For a start, you'll probably need more than one draft for a successful novel. Make sure your work is as good and polished as you can get it, and make sure the query letter reflects that as well. If you're looking for critique, you can post samples of your work in the Showcase once you have five or more posts here.


----------



## renegadepoet (Oct 22, 2013)

sounds good thanks!!!


----------



## buyjupiter (Oct 23, 2013)

Writers Digest has a blog for how to write good (and bad) query letters. If the gal who writes the blog doesn't like a query letter, she will rip it to shreds, but in doing so you can see by example how a good one is crafted. She critiques some query letters that are submitted to the blog, if you're brave enough to handle what she does.


----------



## Ireth (Oct 23, 2013)

Also, this is a great resource for writing an effective query letter by watching others get critiqued: Query Shark


----------



## Addison (Oct 25, 2013)

You don't want to revise and polish too much. The first draft is a beautiful sculpture with a few rough spots and lumps that need working out. You only want to work those out, you don't want to over do it so you wear the statue down to a tooth pick. You can't "ta-da" a toothpick.

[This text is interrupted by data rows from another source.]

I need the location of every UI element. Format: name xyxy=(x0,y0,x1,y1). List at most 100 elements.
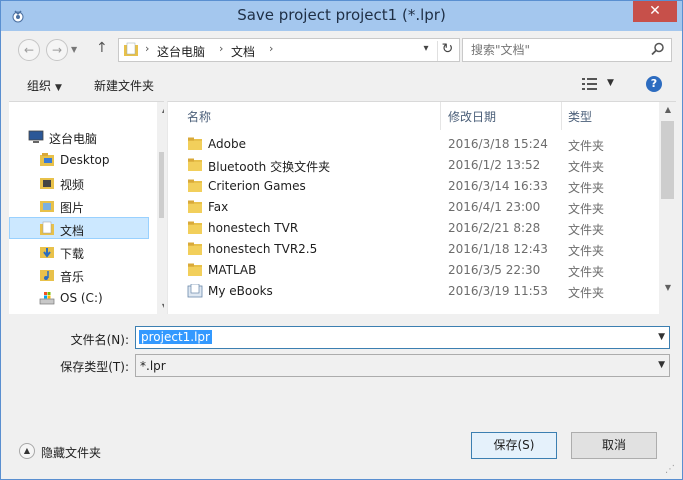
scroll-down-icon[interactable]: ▼ xyxy=(159,302,164,311)
folder-icon xyxy=(188,137,202,150)
tree-item-desktop[interactable]: Desktop xyxy=(9,149,149,171)
command-bar: 组织 ▼ 新建文件夹 ▼ ? xyxy=(2,67,681,101)
help-icon[interactable]: ? xyxy=(646,76,662,92)
chevron-down-icon[interactable]: ▼ xyxy=(658,360,665,370)
tree-item-videos[interactable]: 视频 xyxy=(9,172,149,194)
row-type: 文件夹 xyxy=(568,244,605,258)
table-row[interactable]: Criterion Games 2016/3/14 16:33 文件夹 xyxy=(168,176,658,197)
documents-location-icon xyxy=(124,42,138,56)
table-row[interactable]: Bluetooth 交换文件夹 2016/1/2 13:52 文件夹 xyxy=(168,155,658,176)
table-row[interactable]: Adobe 2016/3/18 15:24 文件夹 xyxy=(168,134,658,155)
chevron-down-icon[interactable]: ▼ xyxy=(658,332,665,342)
tree-item-label: OS (C:) xyxy=(60,291,103,305)
row-date: 2016/3/5 22:30 xyxy=(448,263,541,277)
row-type: 文件夹 xyxy=(568,223,605,237)
up-button[interactable]: ↑ xyxy=(96,40,108,56)
breadcrumb-this-pc[interactable]: 这台电脑 xyxy=(157,43,205,60)
save-button[interactable]: 保存(S) xyxy=(471,432,557,459)
folder-icon xyxy=(188,158,202,171)
search-icon[interactable] xyxy=(651,42,665,56)
cancel-button[interactable]: 取消 xyxy=(571,432,657,459)
view-options-icon[interactable] xyxy=(582,77,598,91)
folder-icon xyxy=(188,263,202,276)
back-button[interactable]: ← xyxy=(18,39,40,61)
recent-locations-icon[interactable]: ▼ xyxy=(71,45,77,54)
close-button[interactable]: ✕ xyxy=(633,1,677,22)
refresh-icon[interactable]: ↻ xyxy=(437,41,457,61)
pictures-folder-icon xyxy=(40,201,54,212)
row-name: honestech TVR xyxy=(208,221,299,235)
tree-item-pictures[interactable]: 图片 xyxy=(9,195,149,217)
tree-item-music[interactable]: 音乐 xyxy=(9,264,149,286)
filename-field[interactable]: project1.lpr ▼ xyxy=(135,326,670,349)
navigation-bar: ← → ▼ ↑ › 这台电脑 › 文档 › ▾ ↻ xyxy=(9,33,676,65)
new-folder-button[interactable]: 新建文件夹 xyxy=(94,77,154,94)
tree-item-os-drive[interactable]: OS (C:) xyxy=(9,287,149,309)
tree-item-downloads[interactable]: 下载 xyxy=(9,241,149,263)
chevron-up-icon: ▲ xyxy=(19,443,35,459)
view-dropdown-icon[interactable]: ▼ xyxy=(607,78,614,88)
row-name: My eBooks xyxy=(208,284,273,298)
title-bar[interactable]: Save project project1 (*.lpr) ✕ xyxy=(1,1,682,31)
row-date: 2016/1/18 12:43 xyxy=(448,242,548,256)
search-box[interactable] xyxy=(462,38,672,62)
file-list-scrollbar[interactable]: ▲ ▼ xyxy=(659,102,676,314)
breadcrumb-separator-icon: › xyxy=(145,42,150,55)
folder-icon xyxy=(40,153,54,166)
filename-value[interactable]: project1.lpr xyxy=(139,330,212,344)
file-list: ^ 名称 修改日期 类型 Adobe 2016/3/18 15:24 文件夹 Blue… xyxy=(167,101,676,314)
tree-item-documents[interactable]: 文档 xyxy=(9,217,149,239)
row-type: 文件夹 xyxy=(568,202,605,216)
tree-item-label: 视频 xyxy=(60,178,85,192)
navigation-scrollbar[interactable]: ▲ ▼ xyxy=(157,102,164,314)
navigation-pane: 这台电脑 Desktop 视频 图片 文档 下载 音乐 OS (C:) xyxy=(9,101,164,314)
row-name: Criterion Games xyxy=(208,179,306,193)
scroll-down-icon[interactable]: ▼ xyxy=(662,283,674,292)
column-header-type[interactable]: 类型 xyxy=(562,102,658,130)
filetype-value: *.lpr xyxy=(140,359,166,373)
tree-item-label: Desktop xyxy=(60,153,110,167)
column-header-label: 类型 xyxy=(568,110,593,124)
row-type: 文件夹 xyxy=(568,139,605,153)
music-folder-icon xyxy=(40,270,54,281)
forward-button[interactable]: → xyxy=(46,39,68,61)
scroll-up-icon[interactable]: ▲ xyxy=(662,105,674,114)
column-header-name[interactable]: ^ 名称 xyxy=(168,102,440,130)
scroll-up-icon[interactable]: ▲ xyxy=(159,105,164,114)
breadcrumb-documents[interactable]: 文档 xyxy=(231,43,255,60)
tree-item-label: 这台电脑 xyxy=(49,132,98,146)
column-header-label: 修改日期 xyxy=(448,110,497,124)
table-row[interactable]: MATLAB 2016/3/5 22:30 文件夹 xyxy=(168,260,658,281)
address-bar[interactable]: › 这台电脑 › 文档 › ▾ ↻ xyxy=(118,38,460,62)
table-row[interactable]: My eBooks 2016/3/19 11:53 文件夹 xyxy=(168,281,658,302)
hide-folders-label: 隐藏文件夹 xyxy=(41,446,102,460)
scrollbar-thumb[interactable] xyxy=(159,152,164,218)
folder-icon xyxy=(188,221,202,234)
column-header-date[interactable]: 修改日期 xyxy=(441,102,561,130)
downloads-folder-icon xyxy=(40,247,54,258)
search-input[interactable] xyxy=(463,39,643,61)
row-name: MATLAB xyxy=(208,263,257,277)
window-title: Save project project1 (*.lpr) xyxy=(237,6,446,24)
documents-folder-icon xyxy=(40,221,54,235)
ebooks-folder-icon xyxy=(187,284,203,298)
video-folder-icon xyxy=(40,178,54,189)
row-type: 文件夹 xyxy=(568,286,605,300)
table-row[interactable]: Fax 2016/4/1 23:00 文件夹 xyxy=(168,197,658,218)
table-row[interactable]: honestech TVR 2016/2/21 8:28 文件夹 xyxy=(168,218,658,239)
tree-item-this-pc[interactable]: 这台电脑 xyxy=(9,126,149,148)
address-dropdown-icon[interactable]: ▾ xyxy=(417,43,435,61)
row-date: 2016/4/1 23:00 xyxy=(448,200,541,214)
organize-menu[interactable]: 组织 ▼ xyxy=(27,77,62,94)
row-date: 2016/2/21 8:28 xyxy=(448,221,541,235)
row-date: 2016/3/18 15:24 xyxy=(448,137,548,151)
scrollbar-thumb[interactable] xyxy=(661,121,674,199)
table-row[interactable]: honestech TVR2.5 2016/1/18 12:43 文件夹 xyxy=(168,239,658,260)
breadcrumb-separator-icon: › xyxy=(219,42,224,55)
tree-item-label: 下载 xyxy=(60,247,85,261)
drive-icon xyxy=(39,292,55,305)
resize-grip-icon[interactable]: ⋰ xyxy=(665,464,675,475)
breadcrumb-separator-icon: › xyxy=(269,42,274,55)
folder-icon xyxy=(188,200,202,213)
filetype-select[interactable]: *.lpr ▼ xyxy=(135,354,670,377)
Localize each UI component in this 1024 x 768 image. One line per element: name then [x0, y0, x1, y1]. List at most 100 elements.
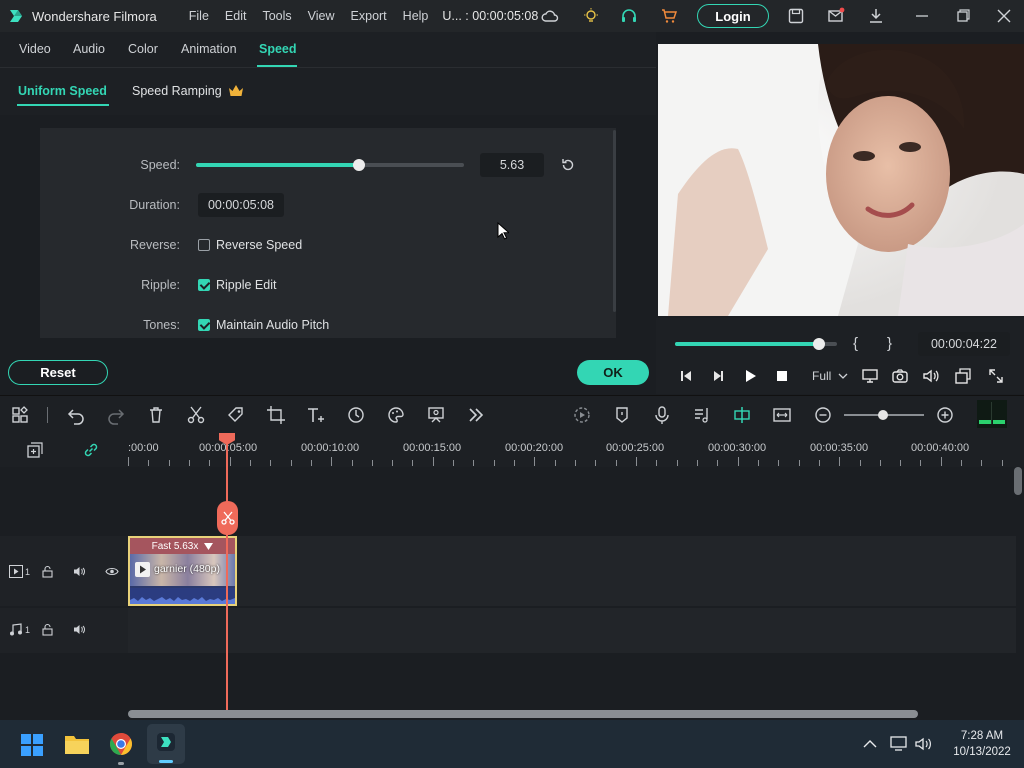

Another point for queries is that the first paragraph is your story. It's the back cover or inside flap of the book that tells the agent what the story's about. It shouldn't be too long, a few lines that tell the agent the who, what, where and why they should care about your story. Everything else is just a long distance hand shake.

And really do your research on who you're sending it to. The publisher may be the best for fantasy novels but do they publish your particular type? If you're querying an agent are they looking for new work at the moment? Does your story fit their interests?

Getting the story to someone's attention is difficult, but well worth it.


----------